(a) No franchise granted hereunder shall be sold, transferred, leased, assigned or disposed of, including, but not limited to, transfer by force or voluntary sale, merger, consolidation, receivership or other means, nor shall the control of a grantee be changed, without the prior consent of the City, which consent will not be unreasonably withheld. The City may require additional financial guarantees, security pledges and/or assurances that the new grantees' customer service will be equivalent to that of a prior grantee.
(b) A grantee shall immediately provide written notification to the City of any actual change in, transfer of, or acquisition by any other party of, control of said grantee. The word “control,” as used herein, is not limited to major stockholders, but includes actual working control in whatever manner exercised. A rebuttable presumption that a transfer of control has occurred shall arise upon the disposal by a grantee, directly or indirectly, by gift, assignment, voluntary sale, merger, consolidation or otherwise, of fifty percent or more, at one time, of the ownership or controlling interest in the system, or fifty percent cumulatively, over the term of the franchise, of such interests, to a corporation, partnership, limited partnership, trust or association, or to a person or group of persons acting in concert.
(c) Every change, transfer or acquisition of control of a grantee shall make the franchise subject to cancellation, unless and until the City shall have consented thereto, which consent will not be unreasonably withheld. For the purpose of determining whether it shall consent to such change, transfer or acquisition of control, the City may inquire into the legal, financial and technical qualifications of the prospective controlling party, and the grantee shall assist the City in any such inquiry.
(d) The City agrees that any financial institution having a pledge of the franchise or its assets for the advancement of money for the construction and/or operation of the franchise shall have the right to notify the City that it, or its designees satisfactory to the City, will take control and operate the cable television system. Further, said financial institution shall also submit a plan for such operation that will insure continued service and compliance with all franchise obligations during the term the financial institution exercises control over the system.
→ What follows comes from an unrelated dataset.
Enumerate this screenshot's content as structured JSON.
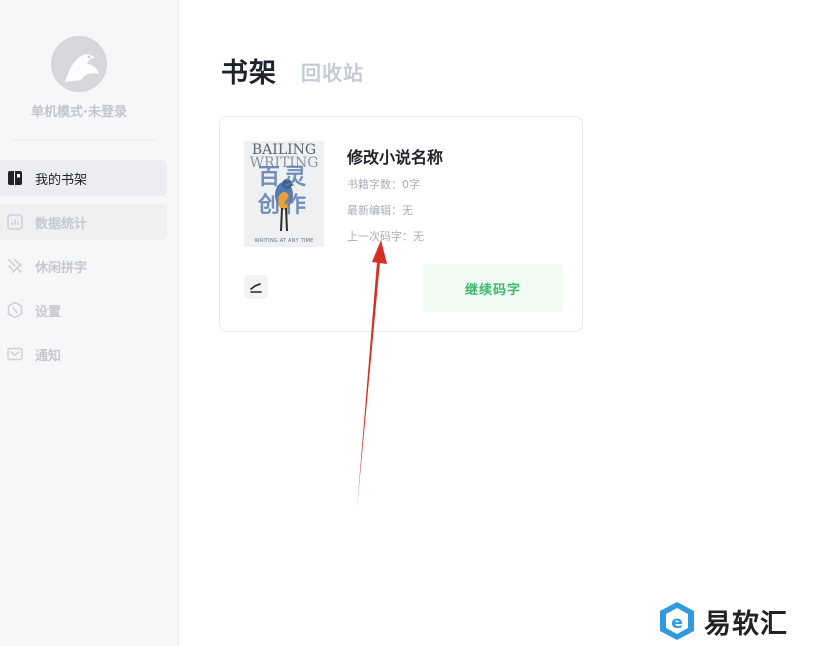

The financial institution shall not exercise control over the system for a period exceeding one year, unless extended by the City at its discretion, and, during said period of time, it shall have the right to petition for transfer of the franchise to another grantee. If the City finds that such transfer, after considering the legal, financial, character, technical and other public interest qualifications of the applicant, is satisfactory, the City will transfer and assign the rights and obligations of such franchise as are in the public interest. The consent of the City to such transfer shall not be unreasonably withheld.
(e) The consent or approval of the City to any transfer of a grantee shall not constitute a waiver or release of the rights of the City in and to the streets, and any transfer shall, by its terms, be expressly subject to the terms and conditions of this chapter and the franchise.
(f) Any approval by the City of transfer of ownership or control shall be contingent upon an assignee's becoming a signatory to the franchise agreement, or, in the case of transfer of control, the new controlling party will certify that it will continue under the same terms and conditions as are set forth in this chapter and the franchise agreement.